Roarke bulled his way through Central as he’d bulled his way through downtown traffic, carving away the distance to Eve with single-minded focus.

He didn’t think his heart had beat since Eve’s face blinked off his ’link screen.

Barricades blocked the corridor outside Homicide, and inside those barricades cops swarmed. He’d have cut through them, every one of them, like a honed blade, but at Whitney’s command, they let him through.

“What’s the status?”

“She’s one of mine.” His face gray, Dawson rocked back and forth on his heels. “Lottie Roebuck. She’s one of mine.”

“Roebuck has an explosive vest, a dead man’s switch.” Whitney snapped out the words while Feeney, McNab, Callander worked on the eyes and ears, on the door locks. “She’s taken the entire division hostage.”

“How the hell did she get in here with explosives?” Roarke began, then cut himself off. “Never mind. Let me see the bloody locks.”

“We have to bypass the alert,” Feeney told him. “When they’re secured from inside, they’ll set off an alarm if we trigger them from out here. We can’t just cut through.”

“Reineke’s in the break room, feeding us data. Roebuck doesn’t know he’s in there.” Sweat ran down McNab’s face. “Dallas knows. He’s keeping us apprised while we work on this.”

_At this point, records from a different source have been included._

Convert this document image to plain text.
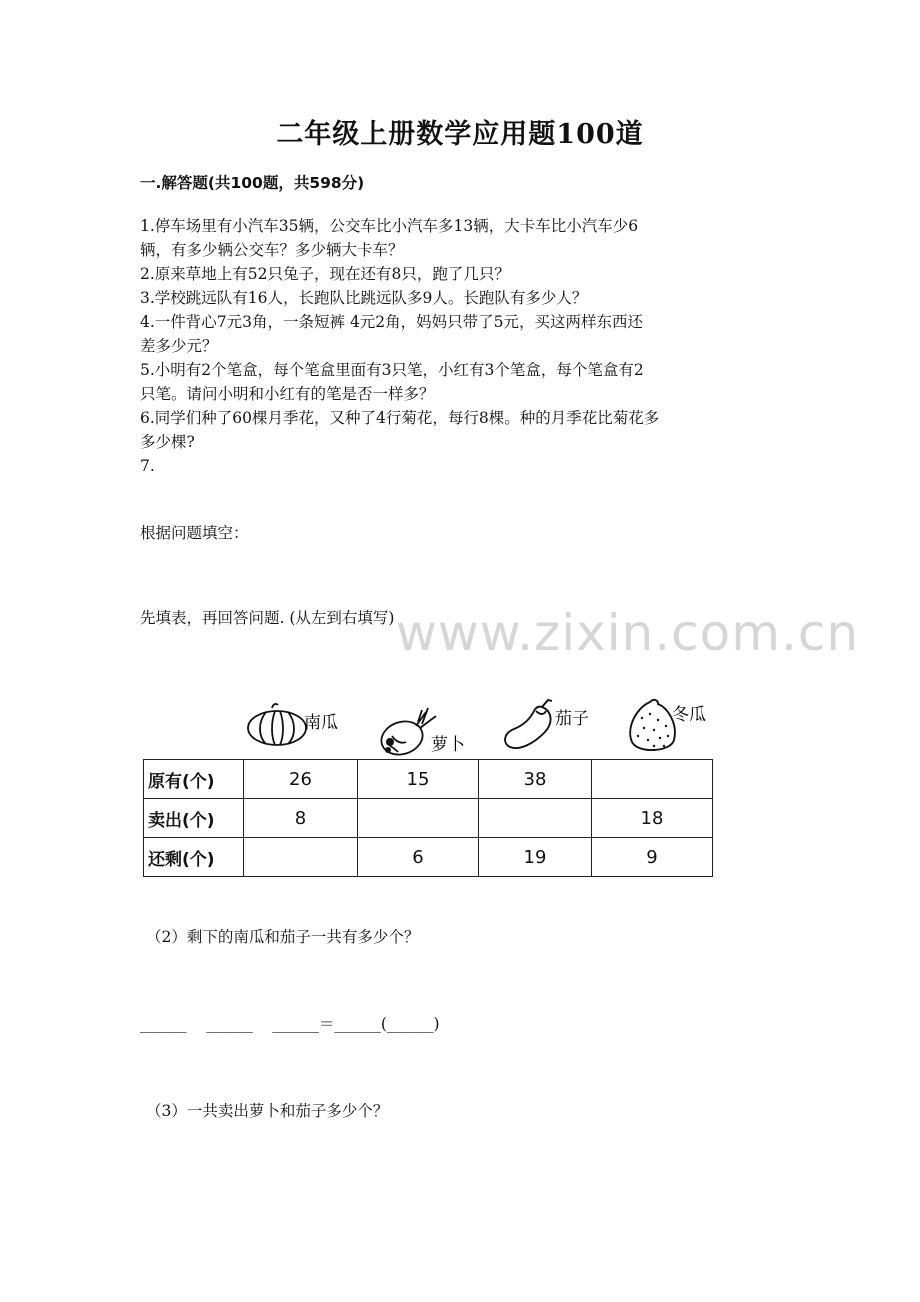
二年级上册数学应用题100道
一.解答题(共100题，共598分)
1.停车场里有小汽车35辆，公交车比小汽车多13辆，大卡车比小汽车少6
辆，有多少辆公交车？多少辆大卡车？
2.原来草地上有52只兔子，现在还有8只，跑了几只？
3.学校跳远队有16人，长跑队比跳远队多9人。长跑队有多少人？
4.一件背心7元3角，一条短裤 4元2角，妈妈只带了5元，买这两样东西还
差多少元？
5.小明有2个笔盒，每个笔盒里面有3只笔，小红有3个笔盒，每个笔盒有2
只笔。请问小明和小红有的笔是否一样多？
6.同学们种了60棵月季花，又种了4行菊花，每行8棵。种的月季花比菊花多
多少棵?
7.
根据问题填空：
先填表，再回答问题. (从左到右填写) www.zixin.com.cn
南瓜
萝卜
茄子	冬瓜
原有(个)	26	15	38	
卖出(个)	8			18
还剩(个)		6	19	9
（2）剩下的南瓜和茄子一共有多少个？
______    ______    ______＝______(______)
（3）一共卖出萝卜和茄子多少个？
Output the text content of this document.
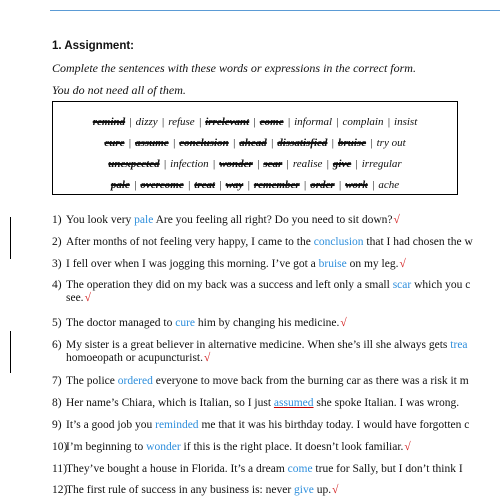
1. Assignment:
Complete the sentences with these words or expressions in the correct form.
You do not need all of them.
remind | dizzy | refuse | irrelevant | come | informal | complain | insist
cure | assume | conclusion | ahead | dissatisfied | bruise | try out
unexpected | infection | wonder | scar | realise | give | irregular
pale | overcome | treat | way | remember | order | work | ache
1) You look very pale Are you feeling all right? Do you need to sit down?√
2) After months of not feeling very happy, I came to the conclusion that I had chosen the w
3) I fell over when I was jogging this morning. I’ve got a bruise on my leg.√
4) The operation they did on my back was a success and left only a small scar which you c
see.√
5) The doctor managed to cure him by changing his medicine.√
6) My sister is a great believer in alternative medicine. When she’s ill she always gets trea
homoeopath or acupuncturist.√
7) The police ordered everyone to move back from the burning car as there was a risk it m
8) Her name’s Chiara, which is Italian, so I just assumed she spoke Italian. I was wrong.
9) It’s a good job you reminded me that it was his birthday today. I would have forgotten c
10)I’m beginning to wonder if this is the right place. It doesn’t look familiar.√
11)They’ve bought a house in Florida. It’s a dream come true for Sally, but I don’t think I
12)The first rule of success in any business is: never give up.√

“Apprise me,” Roarke demanded as he got to work.

“She’s got everybody facedown on the floor but Dallas. Dallas is keeping her talking, but he thinks she’s gearing up.”

“Reineke’s described the vest to the E and B team,” Feeney said quietly. “He managed to get a picture of it with his ’link—cracked the break-room door just enough for it. They said it could take out the whole room.”

“Then we’d better stop her.” Coating the hammering fear with calming ice, Roarke worked precisely. “I’m not losing my wife today. I need more shagging light here.”

“We won’t be able to rush her.” Feeney laid a hand on Roarke’s arm. “We get the lock down, we can’t rush her.”

“Eve will have thought of that.” She’d think, Roarke assured himself, step by careful step. “Does she have terms, this Roebuck?”

“She wants to die,” Mira said from behind him. “With Eve. She’ll see it as a kind of suicide pact between them. They could patch me through. I could try to negotiate, but I believe it would push her further and faster. It needs to stay between her and Eve.”

“Got it!” McNab swiped sweat off his brow. “Eyes and ears.”

Roarke glanced over at the monitor briefly, saw Eve on screen facing a woman who’d tried to make herself her twin. The hair, the eyes.

She didn’t come close, he thought, then forced himself to look away from the beat of his heart, and work to save her.

“She’s doing well,” Mira told them. “Staying calm, asking questions, using her name, keeping it personal.”